Герман намеренно сделал паузу, чтобы дать ей время решиться. Однако пауза нужна была и ему тоже, унять разошедшееся сердцебиение. Наверное, впервые он так хотел и так боялся узнать правду.
– Спрашивай, – ответила Стефания коротко, но в ней не чувствовалось желания улизнуть, обмануть. Может, ей нужно было поговорить, причем именно с ним.
Тонкая занавеска колыхнулась от сквозняка, и солнечный лучик упал Герману на нос. Стефания улыбнулась, пусть даже Герман и не мог этого увидеть.
– Эмилия… – он сильно прижал ладони к коленям. – Это твое настоящее имя?
– Эмилия Керстин, наследная принцесса Виндштейнская, любимая дочь короля и королевы Виндштейна, будущая королева, – Стефания отдалялась мысленно, погружаясь вглубь себя. – Ее с детства учили быть первой, быть лучшей. А я… я ее близнец. Стефания Ирмелин, вот мое имя.

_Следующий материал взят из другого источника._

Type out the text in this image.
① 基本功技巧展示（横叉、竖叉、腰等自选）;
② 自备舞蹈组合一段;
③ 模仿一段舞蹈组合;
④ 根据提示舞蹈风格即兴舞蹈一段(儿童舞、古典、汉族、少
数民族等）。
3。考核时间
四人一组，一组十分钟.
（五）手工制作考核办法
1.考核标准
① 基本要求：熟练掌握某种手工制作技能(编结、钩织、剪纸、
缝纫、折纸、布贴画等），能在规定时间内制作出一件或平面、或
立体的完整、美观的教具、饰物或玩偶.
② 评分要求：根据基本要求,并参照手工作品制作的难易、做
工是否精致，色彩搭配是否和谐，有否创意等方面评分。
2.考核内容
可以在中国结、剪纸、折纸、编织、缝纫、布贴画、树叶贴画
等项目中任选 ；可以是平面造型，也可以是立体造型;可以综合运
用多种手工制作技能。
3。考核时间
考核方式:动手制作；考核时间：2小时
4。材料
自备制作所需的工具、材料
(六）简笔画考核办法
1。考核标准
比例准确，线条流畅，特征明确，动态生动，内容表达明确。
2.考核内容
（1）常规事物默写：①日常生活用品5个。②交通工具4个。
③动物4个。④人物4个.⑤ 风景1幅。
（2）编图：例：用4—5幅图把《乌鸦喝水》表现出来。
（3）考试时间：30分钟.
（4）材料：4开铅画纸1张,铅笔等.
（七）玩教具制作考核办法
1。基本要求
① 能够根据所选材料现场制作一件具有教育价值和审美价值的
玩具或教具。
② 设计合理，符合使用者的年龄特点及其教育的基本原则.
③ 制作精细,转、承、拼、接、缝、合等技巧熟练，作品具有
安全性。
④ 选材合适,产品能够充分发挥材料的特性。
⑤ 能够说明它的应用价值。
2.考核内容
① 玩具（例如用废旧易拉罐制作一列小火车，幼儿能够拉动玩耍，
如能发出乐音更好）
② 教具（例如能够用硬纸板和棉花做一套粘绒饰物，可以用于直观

Тоску можно было резать ножом, и ее источник был почти переполнен. Должен был неминуемо грянуть взрыв.
– Вы обе должны быть мертвы, – припомнил Герман сводки новостей почти трехмесячной давности. – Что с Эмилией?

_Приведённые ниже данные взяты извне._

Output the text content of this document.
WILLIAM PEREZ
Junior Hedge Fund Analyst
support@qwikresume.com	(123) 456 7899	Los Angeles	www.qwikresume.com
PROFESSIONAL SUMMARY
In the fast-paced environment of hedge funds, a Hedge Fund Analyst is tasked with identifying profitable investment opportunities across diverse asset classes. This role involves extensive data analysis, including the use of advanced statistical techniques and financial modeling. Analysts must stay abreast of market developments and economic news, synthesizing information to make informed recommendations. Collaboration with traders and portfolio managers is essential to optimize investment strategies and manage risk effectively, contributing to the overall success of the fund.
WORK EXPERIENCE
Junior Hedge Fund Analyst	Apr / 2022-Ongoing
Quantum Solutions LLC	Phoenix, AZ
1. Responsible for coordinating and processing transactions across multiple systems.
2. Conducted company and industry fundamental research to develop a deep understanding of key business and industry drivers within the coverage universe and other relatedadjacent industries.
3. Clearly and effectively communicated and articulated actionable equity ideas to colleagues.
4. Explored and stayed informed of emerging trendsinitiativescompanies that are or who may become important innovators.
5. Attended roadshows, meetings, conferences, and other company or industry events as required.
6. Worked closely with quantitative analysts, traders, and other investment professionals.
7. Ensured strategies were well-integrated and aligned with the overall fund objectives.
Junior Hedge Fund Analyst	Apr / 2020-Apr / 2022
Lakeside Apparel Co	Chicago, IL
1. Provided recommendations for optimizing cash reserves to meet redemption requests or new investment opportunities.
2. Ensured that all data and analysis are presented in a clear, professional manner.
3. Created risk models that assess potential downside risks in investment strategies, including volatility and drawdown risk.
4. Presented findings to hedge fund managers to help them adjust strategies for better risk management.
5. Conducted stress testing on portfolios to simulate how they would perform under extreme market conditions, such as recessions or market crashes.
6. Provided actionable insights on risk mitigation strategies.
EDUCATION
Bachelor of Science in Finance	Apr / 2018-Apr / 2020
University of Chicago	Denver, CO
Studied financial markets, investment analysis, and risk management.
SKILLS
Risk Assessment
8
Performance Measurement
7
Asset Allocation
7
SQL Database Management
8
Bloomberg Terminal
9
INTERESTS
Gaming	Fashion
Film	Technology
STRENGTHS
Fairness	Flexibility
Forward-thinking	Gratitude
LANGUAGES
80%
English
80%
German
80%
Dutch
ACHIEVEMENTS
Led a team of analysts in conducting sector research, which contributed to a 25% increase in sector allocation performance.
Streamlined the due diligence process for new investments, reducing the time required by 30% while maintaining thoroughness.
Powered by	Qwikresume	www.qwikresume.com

– Ты сам сказал. Мы должны быть мертвы – наследная принцесса и ее капризная сестренка. И знаешь, так оно и есть. Ее больше нет, и Стефания Ирмелин последовала за ней в небытие.
– Но ты здесь! – Герман вытянул руку и нащупал ее холодную ладонь поверх одеяла. – И я не хочу, чтобы ты исчезала. Расскажи все, тебе станет легче.
– Легче? Легче… – она тихо вздохнула и сжала его руку. – Этого никогда не будет, Герман, мне никогда не станет легче, хотя ты прав в том, что нужно поговорить, рассказать. Очень больно. Я не думала, что будет так больно. Я мечтала о мести и правда считала, что это поможет, но мне кажется, что я умерла, по ночам мне снится, что это все-таки случилось со мной. Герман, я ведь еще жива?
Он погладил ее ладонь большим пальцем, надеясь, что она его поймет. И девушка глухо продолжила:
– Все было хорошо, пока к Эмилии не посватался этот страшный человек.
– Леннард Огюстос?
– Да. Он очаровал всех, даже Ситри однажды сказала, что он ничего, – Стефания горько усмехнулась. – Мне тогда еще подумалось, почему он не выбрал меня, ведь мы с сестрой одинаковые, хотя бы внешне. Только у нее было право престолонаследия, а у меня нет. Мне хотелось такого жениха, как Леннард. А потом… потом…
Она всхлипнула, пока еще сдержанно, но отголоски грядущей бури витали в воздухе.
– Продолжай, пожалуйста. Что было потом? Он обманул Эмилию?
– Он обманул нас всех! Ему не просто нужна была наследная принцесса, чтобы править вместе с ней, ему нужен был сам наш мир, без Эмилии, без меня, без мамы и папы. Меня учили не так тщательно, как Эмилию, но я прекрасно знала, насколько важен Виндштейн для военной сферы Ойкумены. Кроме отличных солдат, мы поставляли в другие миры сверхпрочную железную руду и еще целый ряд металлов. И Леннард решил получить все разом, женившись на Эмилии и убив ее после свадьбы. И у него почти получилось.
Герман задумчиво покачал головой. План был не нов, совершенно не оригинален, зато проверен многотысячелетней историей всех обитаемых миров. Эмилия мертва, значит, у него все получилось.
– Мне жаль твою сестру.
Стефания вспыхнула непонятным чувством и окрасилась черными тонами беспросветного отчаяния. Она еще не все сказала, и Герман чувствовал, что его ждало нечто ужасающее.
– Тогда дослушай мою историю. Леннард убил Эмилию, я видела это своими глазами, но до свадьбы оставалась целая седмица. То есть, мне кажется, что я видела, потому что все дни, что я провела в нашем замке после этого, до сих пор будто в тумане. Ситри была со мной, она лучше знает, но даже она не могла бороться в одиночку. И свадьба состоялась.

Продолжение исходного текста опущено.